Ever since I started my first diary around the age of 10 – a little blue book adorned with dolphins and complete with a lock – writing has been my refuge. My way of making sense of myself and the world around me, of venting frustrations, celebrating good times and, eventually, also sharing my stories with others.
Yet the past weeks have left me unable to write. I cannot find the words for what I’m feeling and writing about anything else feels too trivial.
Here, inside my little daily life bubble, everything goes on as usual. Outside, separated by distance and overpriced flights, family get-togethers, new babies, weddings and funerals pass me by.

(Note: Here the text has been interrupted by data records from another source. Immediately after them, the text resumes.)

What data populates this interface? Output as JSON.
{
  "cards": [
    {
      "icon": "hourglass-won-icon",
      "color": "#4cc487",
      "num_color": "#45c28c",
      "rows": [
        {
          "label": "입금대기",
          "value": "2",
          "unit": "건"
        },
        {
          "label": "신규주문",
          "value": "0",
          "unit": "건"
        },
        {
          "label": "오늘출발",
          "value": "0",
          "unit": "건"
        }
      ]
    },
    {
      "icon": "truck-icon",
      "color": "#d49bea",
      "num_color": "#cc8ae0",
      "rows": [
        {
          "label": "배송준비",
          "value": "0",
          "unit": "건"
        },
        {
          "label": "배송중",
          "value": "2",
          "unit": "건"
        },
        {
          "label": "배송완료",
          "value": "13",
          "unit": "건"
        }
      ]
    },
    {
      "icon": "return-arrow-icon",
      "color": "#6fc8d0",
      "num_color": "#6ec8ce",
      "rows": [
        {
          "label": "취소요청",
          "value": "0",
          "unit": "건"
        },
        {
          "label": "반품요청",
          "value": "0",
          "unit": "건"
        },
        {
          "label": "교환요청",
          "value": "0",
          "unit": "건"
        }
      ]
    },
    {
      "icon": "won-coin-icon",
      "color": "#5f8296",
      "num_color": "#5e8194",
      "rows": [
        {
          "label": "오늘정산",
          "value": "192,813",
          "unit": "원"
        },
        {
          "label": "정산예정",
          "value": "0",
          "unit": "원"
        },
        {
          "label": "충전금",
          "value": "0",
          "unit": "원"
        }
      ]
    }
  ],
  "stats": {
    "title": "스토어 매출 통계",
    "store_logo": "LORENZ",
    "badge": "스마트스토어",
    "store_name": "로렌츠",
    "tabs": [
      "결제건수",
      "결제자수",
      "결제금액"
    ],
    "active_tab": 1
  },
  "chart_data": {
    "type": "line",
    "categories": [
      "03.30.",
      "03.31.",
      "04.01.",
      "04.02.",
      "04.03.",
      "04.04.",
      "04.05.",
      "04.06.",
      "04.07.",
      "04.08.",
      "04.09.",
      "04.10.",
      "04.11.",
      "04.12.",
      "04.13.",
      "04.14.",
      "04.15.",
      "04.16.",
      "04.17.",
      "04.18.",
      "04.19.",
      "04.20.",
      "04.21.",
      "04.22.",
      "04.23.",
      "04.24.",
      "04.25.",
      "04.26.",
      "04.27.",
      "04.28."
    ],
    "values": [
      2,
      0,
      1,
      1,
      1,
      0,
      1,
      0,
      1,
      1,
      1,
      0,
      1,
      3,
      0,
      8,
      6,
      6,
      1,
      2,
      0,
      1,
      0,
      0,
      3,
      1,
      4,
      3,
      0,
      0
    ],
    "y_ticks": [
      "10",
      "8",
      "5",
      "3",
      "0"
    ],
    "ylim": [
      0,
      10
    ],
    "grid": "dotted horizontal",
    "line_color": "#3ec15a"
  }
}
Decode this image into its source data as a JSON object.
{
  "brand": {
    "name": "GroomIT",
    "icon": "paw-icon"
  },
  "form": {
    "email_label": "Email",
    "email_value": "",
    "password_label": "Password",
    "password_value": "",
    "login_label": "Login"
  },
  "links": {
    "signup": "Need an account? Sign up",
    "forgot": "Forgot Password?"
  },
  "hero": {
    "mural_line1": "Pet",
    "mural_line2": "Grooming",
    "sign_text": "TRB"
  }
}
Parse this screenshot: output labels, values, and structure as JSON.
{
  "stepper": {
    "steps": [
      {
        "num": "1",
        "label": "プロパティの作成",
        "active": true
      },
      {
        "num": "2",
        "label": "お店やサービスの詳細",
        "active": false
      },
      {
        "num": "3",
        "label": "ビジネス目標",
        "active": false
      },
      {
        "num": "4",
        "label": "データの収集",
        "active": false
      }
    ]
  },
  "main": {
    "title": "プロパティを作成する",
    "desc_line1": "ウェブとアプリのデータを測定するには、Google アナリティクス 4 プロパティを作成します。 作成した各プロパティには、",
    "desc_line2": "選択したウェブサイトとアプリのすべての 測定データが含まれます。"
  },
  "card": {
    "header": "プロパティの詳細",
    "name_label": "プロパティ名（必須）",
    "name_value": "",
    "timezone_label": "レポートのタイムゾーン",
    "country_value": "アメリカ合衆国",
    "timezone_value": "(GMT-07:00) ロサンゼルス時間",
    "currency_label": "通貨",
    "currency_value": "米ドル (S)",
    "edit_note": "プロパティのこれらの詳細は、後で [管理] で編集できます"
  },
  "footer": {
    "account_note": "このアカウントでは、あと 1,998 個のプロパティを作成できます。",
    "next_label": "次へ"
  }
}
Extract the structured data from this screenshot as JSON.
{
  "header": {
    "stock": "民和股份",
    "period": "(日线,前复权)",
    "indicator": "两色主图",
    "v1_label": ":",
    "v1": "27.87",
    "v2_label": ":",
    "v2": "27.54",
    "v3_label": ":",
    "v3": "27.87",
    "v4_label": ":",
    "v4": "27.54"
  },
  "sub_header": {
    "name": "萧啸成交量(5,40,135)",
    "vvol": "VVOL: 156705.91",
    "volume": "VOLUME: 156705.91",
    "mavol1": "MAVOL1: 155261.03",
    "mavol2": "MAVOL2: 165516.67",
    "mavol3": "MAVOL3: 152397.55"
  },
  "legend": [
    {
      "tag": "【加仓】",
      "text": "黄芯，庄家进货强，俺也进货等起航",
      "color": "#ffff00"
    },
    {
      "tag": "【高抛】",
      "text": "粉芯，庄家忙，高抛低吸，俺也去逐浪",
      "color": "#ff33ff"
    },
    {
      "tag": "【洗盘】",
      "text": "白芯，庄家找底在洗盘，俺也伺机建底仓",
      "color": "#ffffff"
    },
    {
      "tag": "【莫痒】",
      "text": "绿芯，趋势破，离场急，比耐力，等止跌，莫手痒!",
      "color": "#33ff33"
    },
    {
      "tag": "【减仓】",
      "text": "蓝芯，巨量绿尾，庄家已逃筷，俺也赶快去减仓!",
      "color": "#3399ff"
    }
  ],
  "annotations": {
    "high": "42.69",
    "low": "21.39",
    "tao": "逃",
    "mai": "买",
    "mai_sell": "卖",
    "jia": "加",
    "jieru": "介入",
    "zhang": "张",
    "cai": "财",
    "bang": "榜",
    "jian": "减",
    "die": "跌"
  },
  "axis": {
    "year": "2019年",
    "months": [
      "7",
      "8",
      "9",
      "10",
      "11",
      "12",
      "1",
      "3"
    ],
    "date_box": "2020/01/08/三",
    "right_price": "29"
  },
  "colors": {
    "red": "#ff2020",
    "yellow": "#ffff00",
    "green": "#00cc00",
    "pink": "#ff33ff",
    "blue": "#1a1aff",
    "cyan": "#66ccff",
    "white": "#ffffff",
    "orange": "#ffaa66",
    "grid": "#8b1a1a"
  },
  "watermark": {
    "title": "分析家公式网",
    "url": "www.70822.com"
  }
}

This time, it’s the latter that has hit me and left me shaken. Family and friends can be visited at another time, newlyweds congratulated in other ways. But when a close friend passes away there is no later, just words unsaid and bittersweet memories. The should have’s and the could have been’s.
Between not being able to say goodbye in person and not being able to find the words, I’m left clueless about how to deal with this. And every time I read someone wishing “rest in peace”, I cannot help but think that my exuberant friend would have found that concept entirely too boring.
I know I’m not the only one feeling heartbroken and a little blindsided, but it would help a lot if the others were a little closer. It’s amazing to know that I have friends on all corners of the globe. Yet what use is it right now when the person I want to meet over a heavy heart and a bottle of wine is an ocean away?
I suppose, not always being able to be there is the price we pay for wandering out into the world and sealing friendships that span cultures, countries, and continents.
Still, I wouldn’t have it any other way.